Autant dire que, comme en 1992, 1997, 2002 et 2007, la lutte contre la pauvreté sera le principal cheval de bataille. ATT a gagné à deux reprises en promettant aux Maliens de les sortir de la misère résiduelle en satisfaisant à toutes les requêtes sociales. Le Malien est toujours pauvre et la demande sociale est plus que jamais d’actualité.
Sur le plan de la santé, l’insuffisance d’hygiène et d’assainissement, les carences alimentaires et nutritionnelles, la faiblesse en équipements et infrastructures socio-sanitaires, le difficile accès aux soins de santé, la précarité des enfants et des femmes enceintes, le coût élevé des consultations et de certains médicaments, la mauvaise qualité des prestations de services sanitaires sont autant de maux qui méritent une thérapie de choc.
Au plan de l’éducation, les années scolaires et universitaires incomplètes et tronquées, les débrayages récurrents de la part des élèves, étudiants et enseignants, la démission collective des parents d’élèves, du personnel enseignant, de l’administration, des élèves et étudiants, les effectifs pléthoriques dans les classes et le déficit d’infrastructures entrainent au fil des ans l’école malienne dans les bas-fonds. Au point que le système scolaire ici ne donne plus que des produits impropres à la consommation et que, intégration sous-régionale aidant, le pays est envahi de plus en plus de ressortissants des pays voisins.
La lutte contre la corruption, ce fléau qui fait le plus de mal à l’économie et à la société, sera aussi évoquée lors de la campagne électorale. Le sujet est très prisé par les Maliens qui savent que c’est la volonté politique qui manque le plus pour le combattre efficacement.
D’autres sujets seront également débattus par les candidats qui, tous, promettront de l’emploi, des salaires conséquents, l’accès facile au foncier et à l’habitat, un panier de la ménagère abondamment garni. Bref, avec eux, il y aura à boire et à manger, et le Mali sera le meilleur des mondes.

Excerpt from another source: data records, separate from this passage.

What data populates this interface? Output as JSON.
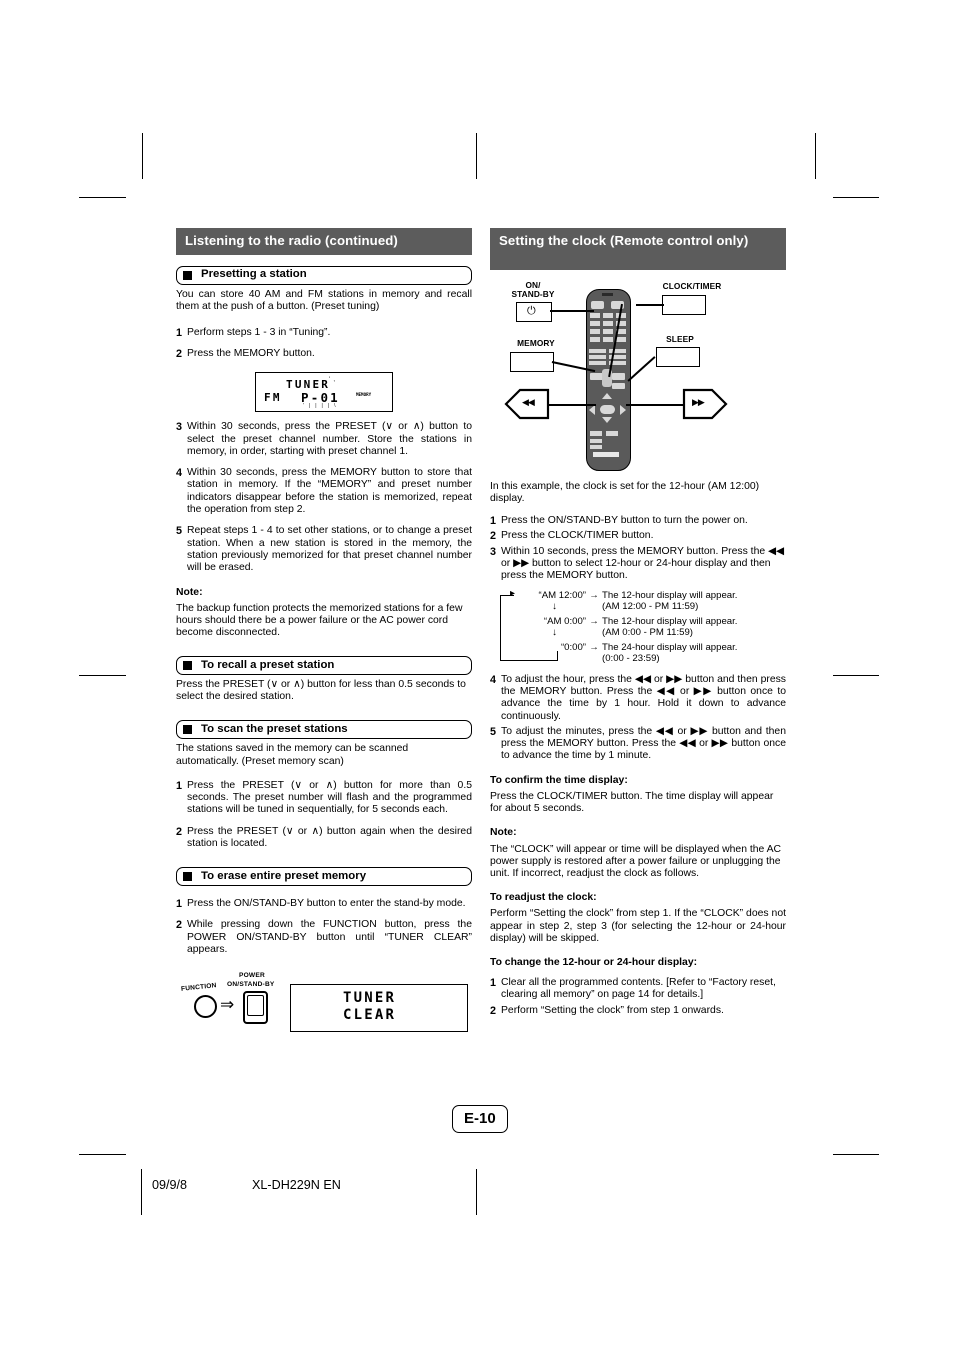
{
  "left_column": {
    "banner": "Listening to the radio (continued)",
    "section_presetting": {
      "heading": "Presetting a station",
      "intro": "You can store 40 AM and FM stations in memory and recall them at the push of a button. (Preset tuning)",
      "steps": [
        {
          "n": "1",
          "text": "Perform steps 1 - 3 in “Tuning”."
        },
        {
          "n": "2",
          "text": "Press the MEMORY button."
        }
      ],
      "lcd": {
        "tuner": "TUNER",
        "fm": "FM",
        "preset": "P-01",
        "memory_indicator": "MEMORY"
      },
      "steps2": [
        {
          "n": "3",
          "text": "Within 30 seconds, press the PRESET (∨ or ∧) button to select the preset channel number. Store the stations in memory, in order, starting with preset channel 1."
        },
        {
          "n": "4",
          "text": "Within 30 seconds, press the MEMORY button to store that station in memory. If the “MEMORY” and preset number indicators disappear before the station is memorized, repeat the operation from step 2."
        },
        {
          "n": "5",
          "text": "Repeat steps 1 - 4 to set other stations, or to change a preset station. When a new station is stored in the memory, the station previously memorized for that preset channel number will be erased."
        }
      ],
      "note_label": "Note:",
      "note_text": "The backup function protects the memorized stations for a few hours should there be a power failure or the AC power cord become disconnected."
    },
    "section_recall": {
      "heading": "To recall a preset station",
      "text": "Press the PRESET (∨ or ∧) button for less than 0.5 seconds to select the desired station."
    },
    "section_scan": {
      "heading": "To scan the preset stations",
      "text": "The stations saved in the memory can be scanned automatically. (Preset memory scan)",
      "steps": [
        {
          "n": "1",
          "text": "Press the PRESET (∨ or ∧) button for more than 0.5 seconds. The preset number will flash and the programmed stations will be tuned in sequentially, for 5 seconds each."
        },
        {
          "n": "2",
          "text": "Press the PRESET (∨ or ∧) button again when the desired station is located."
        }
      ]
    },
    "section_erase": {
      "heading": "To erase entire preset memory",
      "steps": [
        {
          "n": "1",
          "text": "Press the ON/STAND-BY button to enter the stand-by mode."
        },
        {
          "n": "2",
          "text": "While pressing down the FUNCTION button, press the POWER ON/STAND-BY button until “TUNER CLEAR” appears."
        }
      ],
      "diagram": {
        "function_label": "FUNCTION",
        "power_label_line1": "POWER",
        "power_label_line2": "ON/STAND-BY",
        "lcd_line1": "TUNER",
        "lcd_line2": "CLEAR"
      }
    }
  },
  "right_column": {
    "banner": "Setting the clock (Remote control only)",
    "remote": {
      "callout_onstandby_line1": "ON/",
      "callout_onstandby_line2": "STAND-BY",
      "callout_clocktimer": "CLOCK/TIMER",
      "callout_memory": "MEMORY",
      "callout_sleep": "SLEEP",
      "skip_back": "◀◀",
      "skip_fwd": "▶▶",
      "power_symbol": "⏻"
    },
    "intro": "In this example, the clock is set for the 12-hour (AM 12:00) display.",
    "steps": [
      {
        "n": "1",
        "text": "Press the ON/STAND-BY button to turn the power on."
      },
      {
        "n": "2",
        "text": "Press the CLOCK/TIMER button."
      },
      {
        "n": "3",
        "text": "Within 10 seconds, press the MEMORY button. Press the ◀◀ or ▶▶ button to select 12-hour or 24-hour display and then press the MEMORY button."
      }
    ],
    "cycle": [
      {
        "value": "“AM 12:00”",
        "desc_line1": "The 12-hour display will appear.",
        "desc_line2": "(AM 12:00 - PM 11:59)"
      },
      {
        "value": "“AM 0:00”",
        "desc_line1": "The 12-hour display will appear.",
        "desc_line2": "(AM 0:00 - PM 11:59)"
      },
      {
        "value": "“0:00”",
        "desc_line1": "The 24-hour display will appear.",
        "desc_line2": "(0:00 - 23:59)"
      }
    ],
    "steps2": [
      {
        "n": "4",
        "text": "To adjust the hour, press the ◀◀ or ▶▶ button and then press the MEMORY button. Press the ◀◀ or ▶▶ button once to advance the time by 1 hour. Hold it down to advance continuously."
      },
      {
        "n": "5",
        "text": "To adjust the minutes, press the ◀◀ or ▶▶ button and then press the MEMORY button. Press the ◀◀ or ▶▶ button once to advance the time by 1 minute."
      }
    ],
    "confirm_label": "To confirm the time display:",
    "confirm_text": "Press the CLOCK/TIMER button. The time display will appear for about 5 seconds.",
    "note_label": "Note:",
    "note_text": "The “CLOCK” will appear or time will be displayed when the AC power supply is restored after a power failure or unplugging the unit. If incorrect, readjust the clock as follows.",
    "readjust_label": "To readjust the clock:",
    "readjust_text": "Perform “Setting the clock” from step 1. If the “CLOCK” does not appear in step 2, step 3 (for selecting the 12-hour or 24-hour display) will be skipped.",
    "change_label": "To change the 12-hour or 24-hour display:",
    "change_steps": [
      {
        "n": "1",
        "text": "Clear all the programmed contents. [Refer to “Factory reset, clearing all memory” on page 14 for details.]"
      },
      {
        "n": "2",
        "text": "Perform “Setting the clock” from step 1 onwards."
      }
    ]
  },
  "footer": {
    "page_number": "E-10",
    "date": "09/9/8",
    "model": "XL-DH229N EN"
  }
}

Aujourd’hui, 08 mars, c’est aussi une journée internationale dédiée à la femme. Une bonne occasion pour les femmes maliennes de se réjouir d’avoir une des leurs à la tête du gouvernement et de grosses structures de l’administration, de compter des ministres et des députés, d’être maire ou préfet. Mais paradoxalement, malgré toutes ces avancées et promotions, la femme malienne n’a pas, cette année, le cœur à la réjouissance. On lui a volé son Code grâce auquel elle aurait pu s’épanouir comme cela se doit dans une société moderne pour lui infliger un texte suranné et barbare digne des lointaines époques de l’Etat de nature.
Aujourd’hui 08 mars, des femmes, celles des villes, parleront au nom d’autres femmes, celles des campagnes. Elles plaideront pour elles, monteront des projets pour elles, demanderont des financements pour elles. Au nom des femmes rurales, les femmes citadines percevront des fonds et en feront ce qu’elles ont le plus envie d’en faire: s’acheter de jolies toilettes, bien se parfumer, rouler dans de grosses cylindrées. En laissant leurs «sœurs» s’enfoncer chaque année dans leur triste sort.